The isolation and proteomic analysis of Dictyostelium exosomes

Tuesday, October 25, 2011 — Poster Session II

Noon – 2:00 p.m.

Natcher Conference Center




  • P Kriebel
  • L Jenkins
  • G Zhang
  • C Parent


In Dictyostelium, binding of the chemoattractant cAMP to its G protein coupled receptor activates various effectors including the adenylyl cyclase, ACA, which converts ATP into cAMP. A large portion of synthesized cAMP is secreted to relay signals to neighboring cells during the formation of aggregates. We have previously shown that vesicles containing ACA are specifically trafficked to the back of migrating Dictyostelium cells, and are essential for cells to align in a head to tail fashion during chemotaxis. This pool of ACA containing vesicles provides a compartment from which cAMP is locally released.
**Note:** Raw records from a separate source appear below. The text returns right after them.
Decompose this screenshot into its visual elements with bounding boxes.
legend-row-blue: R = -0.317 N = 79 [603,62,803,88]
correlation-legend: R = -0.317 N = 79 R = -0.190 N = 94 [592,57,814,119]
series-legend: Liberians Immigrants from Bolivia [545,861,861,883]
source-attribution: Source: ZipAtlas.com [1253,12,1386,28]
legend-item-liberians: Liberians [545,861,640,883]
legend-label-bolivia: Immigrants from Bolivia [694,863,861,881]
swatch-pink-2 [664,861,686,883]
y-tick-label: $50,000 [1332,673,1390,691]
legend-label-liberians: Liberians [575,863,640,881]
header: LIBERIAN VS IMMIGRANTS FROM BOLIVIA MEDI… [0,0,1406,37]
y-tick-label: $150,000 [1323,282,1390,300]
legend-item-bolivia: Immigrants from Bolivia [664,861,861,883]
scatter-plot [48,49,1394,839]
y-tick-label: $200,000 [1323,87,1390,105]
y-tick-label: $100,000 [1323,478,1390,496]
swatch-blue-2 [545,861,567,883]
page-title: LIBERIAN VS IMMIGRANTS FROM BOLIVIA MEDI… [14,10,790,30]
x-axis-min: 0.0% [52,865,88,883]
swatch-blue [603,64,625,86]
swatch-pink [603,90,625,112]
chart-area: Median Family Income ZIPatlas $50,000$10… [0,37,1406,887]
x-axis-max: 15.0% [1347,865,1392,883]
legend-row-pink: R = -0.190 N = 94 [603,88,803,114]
Electron microscope analysis revealed ACA enrichment on multi-vesicular bodies that coalesce at the back of cells and fuse with the plasma membrane to release their vesicular content (exosomes) containing ACA, to the outside in trails. We have developed methods to isolate these ACA containing exosomes from cell culture supernatant, employing differential centrifugations, sucrose density gradients and LTQ mass spectrophotometry. These results indicate that exosomes may be a conserved organelle in both Dictyostelium and mammals. By exploring the protein and lipid composition of Dictyostelium exosomes we wish to gain insight into the mechanisms that regulate cAMP secretion and the role of exosomes in cell-cell signaling during chemotaxis.